When powering low-frequency transformers, asynchronous, synchronous motors seen loss of power by 20-30%. This "defect" is converted into thermal energy, overheating the devices.
Inverters with a pseudo-sinusoidal signal are compact and affordable. Their use is appropriate for powering devices without inductive loads, designed to consume the active components of electrical power.
This group includes: thermoelectric heaters, incandescent lighting systems and other resistive structures.
Modified sine variants: 1 - complicated form of the meander with a pause, 2 - approaching the pure sine by increasing the number of transitions
The shape of the output signal is indicated in the passport of the inverter or bespereboynik. Possible notation: “Back” - a guarantee of the absence of a pure sine, “Smart” - the probability of obtaining a quality current at the output.

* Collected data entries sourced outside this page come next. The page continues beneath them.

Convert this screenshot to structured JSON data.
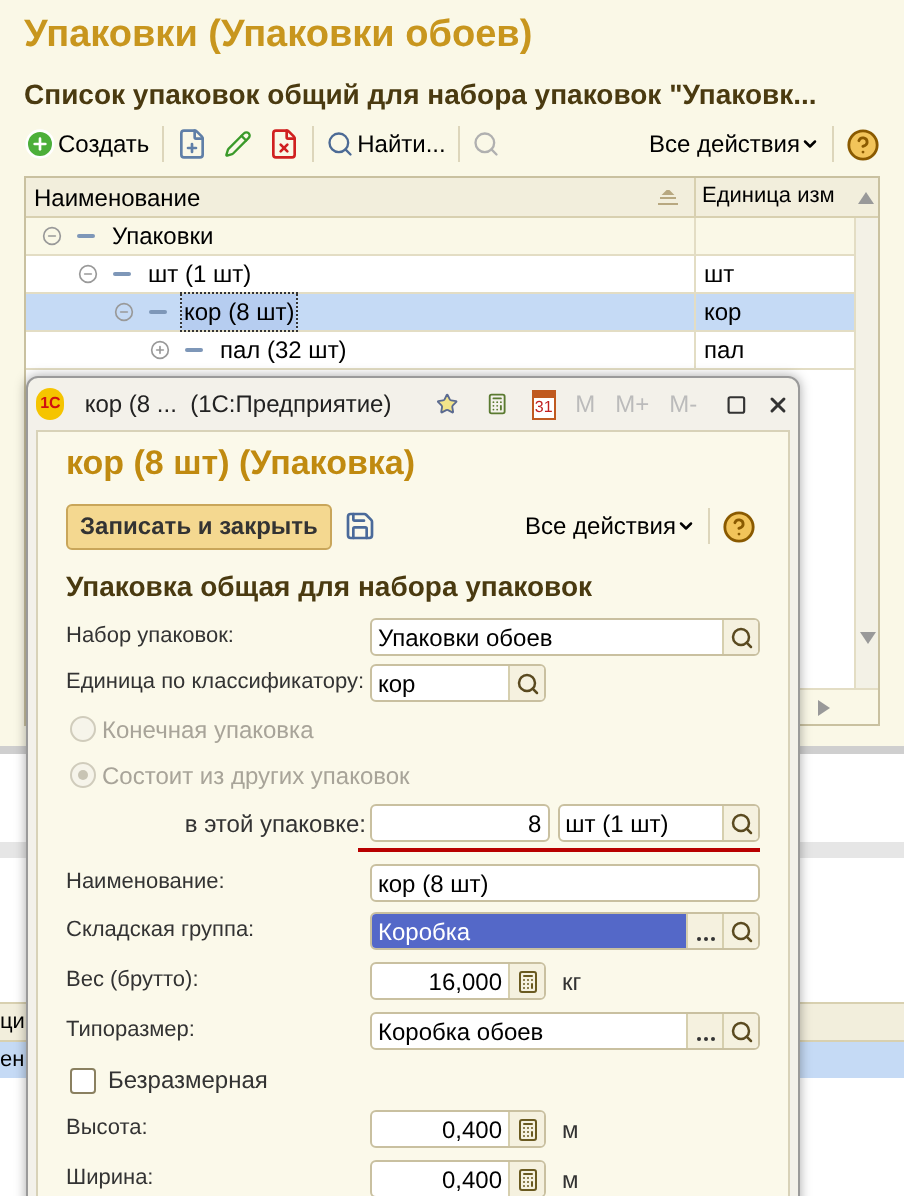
{
  "main": {
    "title": "Упаковки (Упаковки обоев)",
    "subtitle": "Список упаковок общий для набора упаковок \"Упаковк...",
    "toolbar": {
      "create": "Создать",
      "find": "Найти...",
      "all_actions": "Все действия"
    },
    "table": {
      "columns": [
        "Наименование",
        "Единица изм"
      ],
      "rows": [
        {
          "name": "Упаковки",
          "expanded": true,
          "selected": false,
          "children": [
            {
              "name": "шт (1 шт)",
              "unit": "шт",
              "expanded": true,
              "selected": false,
              "children": [
                {
                  "name": "кор (8 шт)",
                  "unit": "кор",
                  "expanded": true,
                  "selected": true,
                  "children": [
                    {
                      "name": "пал (32 шт)",
                      "unit": "пал",
                      "expanded": false,
                      "selected": false
                    }
                  ]
                }
              ]
            }
          ]
        }
      ]
    }
  },
  "lower_panel": {
    "column_header": "ци",
    "row": {
      "text": "ен",
      "selected": true
    }
  },
  "dialog": {
    "logo": "1С",
    "window_title": "кор (8 ...  (1С:Предприятие)",
    "calendar_day": "31",
    "memory_buttons": [
      "M",
      "M+",
      "M-"
    ],
    "title": "кор (8 шт) (Упаковка)",
    "save_close": "Записать и закрыть",
    "all_actions": "Все действия",
    "section": "Упаковка общая для набора упаковок",
    "fields": [
      {
        "kind": "ref",
        "label": "Набор упаковок:",
        "value": "Упаковки обоев"
      },
      {
        "kind": "code",
        "label": "Единица по классификатору:",
        "value": "кор"
      },
      {
        "kind": "radio",
        "label": "Конечная упаковка",
        "selected": false,
        "disabled": true
      },
      {
        "kind": "radio",
        "label": "Состоит из других упаковок",
        "selected": true,
        "disabled": true
      },
      {
        "kind": "quantity",
        "label": "в этой упаковке:",
        "value": "8",
        "unit_value": "шт (1 шт)"
      },
      {
        "kind": "text",
        "label": "Наименование:",
        "value": "кор (8 шт)"
      },
      {
        "kind": "choice",
        "label": "Складская группа:",
        "value": "Коробка",
        "highlighted": true
      },
      {
        "kind": "number",
        "label": "Вес (брутто):",
        "value": "16,000",
        "unit": "кг"
      },
      {
        "kind": "choice",
        "label": "Типоразмер:",
        "value": "Коробка обоев",
        "highlighted": false
      },
      {
        "kind": "checkbox",
        "label": "Безразмерная",
        "checked": false
      },
      {
        "kind": "number",
        "label": "Высота:",
        "value": "0,400",
        "unit": "м"
      },
      {
        "kind": "number",
        "label": "Ширина:",
        "value": "0,400",
        "unit": "м"
      }
    ]
  }
}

Some manufacturers in the accompanying document note the harmonic coefficient (nonlinear distortion index). If the parameter is less than 8%, then the unit produces an almost perfect sine.
Single phase and three phase models
Single-phase inverters are predominantly embedded in a household photovoltaic system with a standard voltage of 220V.
The range of the output voltage when connected to one phase in different models ranges from 210-240V, the output frequency is 47-55 Hz, the power is 300-5000 watts.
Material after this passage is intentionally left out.